The Amazonian pygmy owl is a member of the Strigidae family, the true owls. It is in the genus Glaucidium, the pygmy owls, which are widely distributed across the Americas, Africa, and Eurasia. Until 1989, the Amazonian pygmy owl was not considered distinct from the least pygmy owl (Glaucidium minutissimum). New research suggested that the Amazonian pygmy owl was distinct, restricting the least pygmy owl to Atlantic forests of southeastern Brazil. The holotype for the species is located at the Department of Zoology at the Universidade Estadual de Campinas, Brazil. Phylogenetic studies on Glaucidium have been limited, but some analyses suggest that the Amazonian pygmy owl is closely related to the Andean pygmy owl (Glaucidium jardinii) and the Yungas pygmy owl (Glaucidium bolivianum).
The Amazonian pygmy owl is very small, which is indicated by its name “glaucidium”, meaning little owl. Adults have a large round head that is spotted with black marks, falsely looking like eyes. Their crown is a gray-brown color, spotted with very small white dots. Rectrices and remidges are both dark brown with three irregular bars of large white spots. They have white underparts with broad brown or rufous brown streaks. They measure 14–15 cm in length, adults typically weigh approximately 60 g. There is no observed sexual dimorphism in adults, meaning that males and females look identical. Juveniles appear similar to adults, but with an unspotted crown, and with less distinct streaking on underparts. They have bright golden yellow irises, a greenish yellow bill, and a pale yellow cere. They have talons in a zygodactyl arrangement.
The main call of the Amazonian pygmy owl consists of repeated, short, high-pitched tweets.
Distribution and habitat
The Amazonian pygmy owl occurs in the central and southwestern areas of the Amazonia region. Its presence has been confirmed in northern Bolivia, in Peru both in the Amazon and north of the Amazon, and extending east to eastern Venezuela, Guyana, Suriname, and French Guiana.
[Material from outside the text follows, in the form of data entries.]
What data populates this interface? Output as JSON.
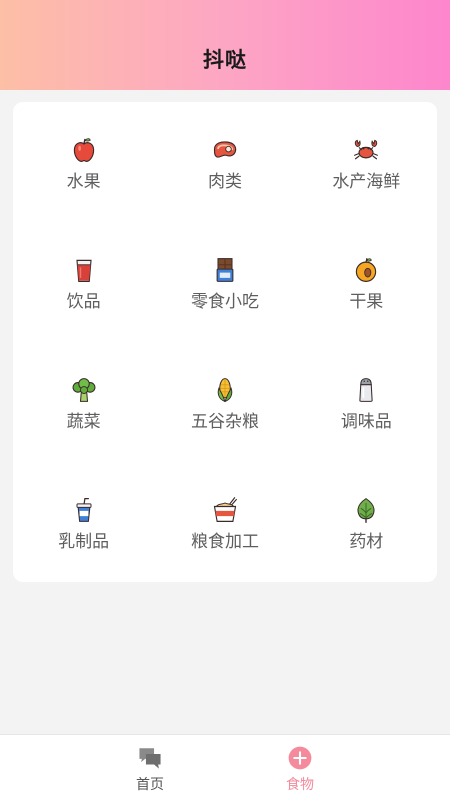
{
  "header": {
    "title": "抖哒"
  },
  "categories": [
    {
      "label": "水果",
      "icon": "apple-icon"
    },
    {
      "label": "肉类",
      "icon": "steak-icon"
    },
    {
      "label": "水产海鲜",
      "icon": "crab-icon"
    },
    {
      "label": "饮品",
      "icon": "juice-icon"
    },
    {
      "label": "零食小吃",
      "icon": "chocolate-icon"
    },
    {
      "label": "干果",
      "icon": "apricot-icon"
    },
    {
      "label": "蔬菜",
      "icon": "broccoli-icon"
    },
    {
      "label": "五谷杂粮",
      "icon": "corn-icon"
    },
    {
      "label": "调味品",
      "icon": "salt-shaker-icon"
    },
    {
      "label": "乳制品",
      "icon": "yogurt-icon"
    },
    {
      "label": "粮食加工",
      "icon": "noodle-bowl-icon"
    },
    {
      "label": "药材",
      "icon": "artichoke-icon"
    }
  ],
  "tabbar": {
    "home_label": "首页",
    "food_label": "食物",
    "active_color": "#f48a9c",
    "inactive_color": "#555555"
  },
  "colors": {
    "header_gradient": [
      "#fdbfa6",
      "#fd86cd"
    ],
    "background": "#f3f3f3"
  }
}
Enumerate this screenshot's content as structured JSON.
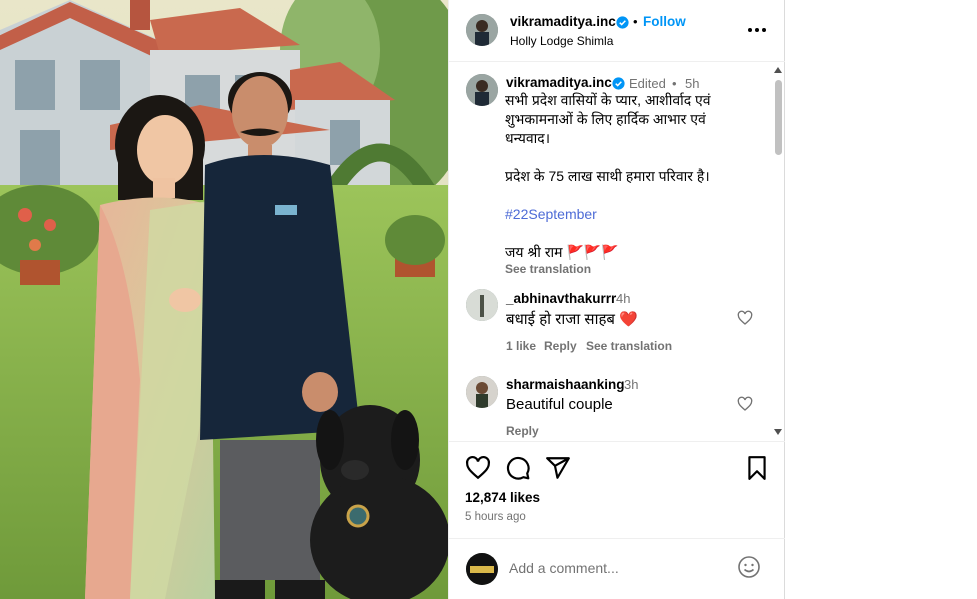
{
  "post_image": {
    "description_icon": "photo-icon"
  },
  "header": {
    "username": "vikramaditya.inc",
    "follow_label": "Follow",
    "location": "Holly Lodge Shimla",
    "separator": "•"
  },
  "caption": {
    "username": "vikramaditya.inc",
    "edited": "Edited",
    "separator": "•",
    "time": "5h",
    "lines": [
      "सभी प्रदेश वासियों के प्यार, आशीर्वाद एवं शुभकामनाओं के लिए हार्दिक आभार एवं धन्यवाद।",
      "प्रदेश के 75 लाख साथी हमारा परिवार है।",
      "#22September",
      "जय श्री राम 🚩🚩🚩"
    ],
    "see_translation": "See translation"
  },
  "comments": [
    {
      "username": "_abhinavthakurrr",
      "time": "4h",
      "text": "बधाई हो राजा साहब ❤️",
      "likes": "1 like",
      "reply": "Reply",
      "see_translation": "See translation"
    },
    {
      "username": "sharmaishaanking",
      "time": "3h",
      "text": "Beautiful couple",
      "reply": "Reply"
    }
  ],
  "actions": {
    "like_icon": "heart-icon",
    "comment_icon": "comment-icon",
    "share_icon": "share-icon",
    "save_icon": "bookmark-icon",
    "likes": "12,874 likes",
    "time_ago": "5 hours ago"
  },
  "add_comment": {
    "placeholder": "Add a comment...",
    "emoji_icon": "emoji-icon"
  },
  "colors": {
    "link": "#0095f6",
    "hashtag": "#4d6bd6",
    "muted": "#737373",
    "verified": "#0095f6"
  }
}
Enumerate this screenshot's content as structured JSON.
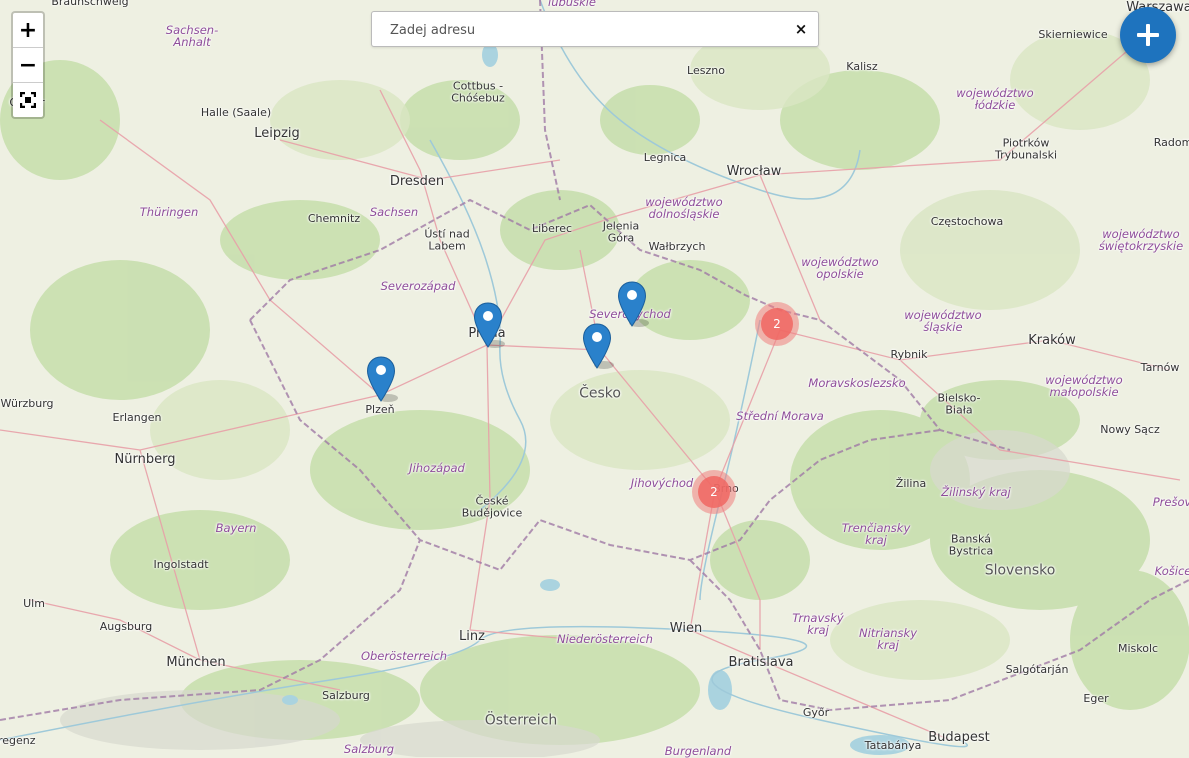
{
  "search": {
    "placeholder": "Zadej adresu",
    "value": "",
    "clear_label": "×"
  },
  "zoom": {
    "in_label": "+",
    "out_label": "−"
  },
  "fab": {
    "icon": "plus-icon"
  },
  "colors": {
    "accent": "#1e73be",
    "marker": "#2a81cb",
    "cluster": "#f0665f"
  },
  "markers": [
    {
      "name": "marker-plzen"
    },
    {
      "name": "marker-praha"
    },
    {
      "name": "marker-cesko"
    },
    {
      "name": "marker-severovychod"
    }
  ],
  "clusters": [
    {
      "count": "2"
    },
    {
      "count": "2"
    }
  ],
  "labels": [
    {
      "text": "Braunschweig",
      "cls": "small"
    },
    {
      "text": "Sachsen-\nAnhalt",
      "cls": "region"
    },
    {
      "text": "lubuskie",
      "cls": "region"
    },
    {
      "text": "Warszawa",
      "cls": "city"
    },
    {
      "text": "Skierniewice",
      "cls": "small"
    },
    {
      "text": "Kalisz",
      "cls": "small"
    },
    {
      "text": "Leszno",
      "cls": "small"
    },
    {
      "text": "Cottbus -\nChóśebuz",
      "cls": "small"
    },
    {
      "text": "Halle (Saale)",
      "cls": "small"
    },
    {
      "text": "Leipzig",
      "cls": "city"
    },
    {
      "text": "Goslar",
      "cls": "small"
    },
    {
      "text": "województwo\nłódzkie",
      "cls": "region"
    },
    {
      "text": "Piotrków\nTrybunalski",
      "cls": "small"
    },
    {
      "text": "Radom",
      "cls": "small"
    },
    {
      "text": "Legnica",
      "cls": "small"
    },
    {
      "text": "Wrocław",
      "cls": "city"
    },
    {
      "text": "Dresden",
      "cls": "city"
    },
    {
      "text": "województwo\ndolnośląskie",
      "cls": "region"
    },
    {
      "text": "Thüringen",
      "cls": "region"
    },
    {
      "text": "Chemnitz",
      "cls": "small"
    },
    {
      "text": "Sachsen",
      "cls": "region"
    },
    {
      "text": "Częstochowa",
      "cls": "small"
    },
    {
      "text": "Ústí nad\nLabem",
      "cls": "small"
    },
    {
      "text": "Liberec",
      "cls": "small"
    },
    {
      "text": "Jelenia\nGóra",
      "cls": "small"
    },
    {
      "text": "Wałbrzych",
      "cls": "small"
    },
    {
      "text": "województwo\nświętokrzyskie",
      "cls": "region"
    },
    {
      "text": "województwo\nopolskie",
      "cls": "region"
    },
    {
      "text": "Severozápad",
      "cls": "region"
    },
    {
      "text": "Severovýchod",
      "cls": "region"
    },
    {
      "text": "Praha",
      "cls": "city"
    },
    {
      "text": "województwo\nśląskie",
      "cls": "region"
    },
    {
      "text": "Rybnik",
      "cls": "small"
    },
    {
      "text": "Kraków",
      "cls": "city"
    },
    {
      "text": "Tarnów",
      "cls": "small"
    },
    {
      "text": "Moravskoslezsko",
      "cls": "region"
    },
    {
      "text": "Plzeň",
      "cls": "small"
    },
    {
      "text": "Česko",
      "cls": "country"
    },
    {
      "text": "Bielsko-\nBiała",
      "cls": "small"
    },
    {
      "text": "województwo\nmałopolskie",
      "cls": "region"
    },
    {
      "text": "Würzburg",
      "cls": "small"
    },
    {
      "text": "Erlangen",
      "cls": "small"
    },
    {
      "text": "Střední Morava",
      "cls": "region"
    },
    {
      "text": "Nowy Sącz",
      "cls": "small"
    },
    {
      "text": "Nürnberg",
      "cls": "city"
    },
    {
      "text": "Jihozápad",
      "cls": "region"
    },
    {
      "text": "Jihovýchod",
      "cls": "region"
    },
    {
      "text": "Brno",
      "cls": "small"
    },
    {
      "text": "Žilina",
      "cls": "small"
    },
    {
      "text": "Žilinský kraj",
      "cls": "region"
    },
    {
      "text": "Prešov",
      "cls": "region"
    },
    {
      "text": "České\nBudějovice",
      "cls": "small"
    },
    {
      "text": "Bayern",
      "cls": "region"
    },
    {
      "text": "Trenčiansky\nkraj",
      "cls": "region"
    },
    {
      "text": "Banská\nBystrica",
      "cls": "small"
    },
    {
      "text": "Ingolstadt",
      "cls": "small"
    },
    {
      "text": "Slovensko",
      "cls": "country"
    },
    {
      "text": "Košice",
      "cls": "region"
    },
    {
      "text": "Ulm",
      "cls": "small"
    },
    {
      "text": "Augsburg",
      "cls": "small"
    },
    {
      "text": "Trnavský\nkraj",
      "cls": "region"
    },
    {
      "text": "Nitriansky\nkraj",
      "cls": "region"
    },
    {
      "text": "Linz",
      "cls": "city"
    },
    {
      "text": "Niederösterreich",
      "cls": "region"
    },
    {
      "text": "Wien",
      "cls": "city"
    },
    {
      "text": "Miskolc",
      "cls": "small"
    },
    {
      "text": "München",
      "cls": "city"
    },
    {
      "text": "Oberösterreich",
      "cls": "region"
    },
    {
      "text": "Bratislava",
      "cls": "city"
    },
    {
      "text": "Salgótarján",
      "cls": "small"
    },
    {
      "text": "Salzburg",
      "cls": "small"
    },
    {
      "text": "Eger",
      "cls": "small"
    },
    {
      "text": "Österreich",
      "cls": "country"
    },
    {
      "text": "Győr",
      "cls": "small"
    },
    {
      "text": "Budapest",
      "cls": "city"
    },
    {
      "text": "Bregenz",
      "cls": "small"
    },
    {
      "text": "Salzburg",
      "cls": "region"
    },
    {
      "text": "Burgenland",
      "cls": "region"
    },
    {
      "text": "Tatabánya",
      "cls": "small"
    }
  ]
}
The habitat for the Amazonian pygmy owl is the canopy and subcanopy of tall, humid, tropical evergreen forests. They have been observed at elevations ranging from the lowlands to above 1100 meters.
Behavior and ecology
Very little information exists on the diet of these birds. They presumably prey on large arthropods and small vertebrates.
The species is diurnal, and individuals perch quietly in one place for long periods of time. As a result, sightings are rare even during the day. Existing observations suggest that they are socially monogamous.
Only one nest has been documented in published literature, in French Guiana. The nest was situated in a used woodpecker hole, and two adults were present. One adult stayed near the nest at all times. Each adult only left for short periods of time to forage, under 15 minutes. This suggests a high level of parental care. A large cicada and a small unidentified bird were both brought back to the nest and fed to the young. The adults were seen panting with half-open beaks during the hottest hours of the day and frequently sang a soft, descending, high-pitched trill of notes.
The Amazonian pygmy owl is one of the most common predators in the northern Amazon basin. It is frequently the subject of mobbing behavior by its prey as a defense mechanism.
The Amazonian pygmy owl is listed as Least Concern by the IUCN due to its large range. The IUCN also lists the population as decreasing. The population size has not been quantified. Research has shown canopy loss and fragmentation in the Amazon basin due to selective logging. As a canopy-dweller, the Amazonian pygmy owl is likely affected by these changes.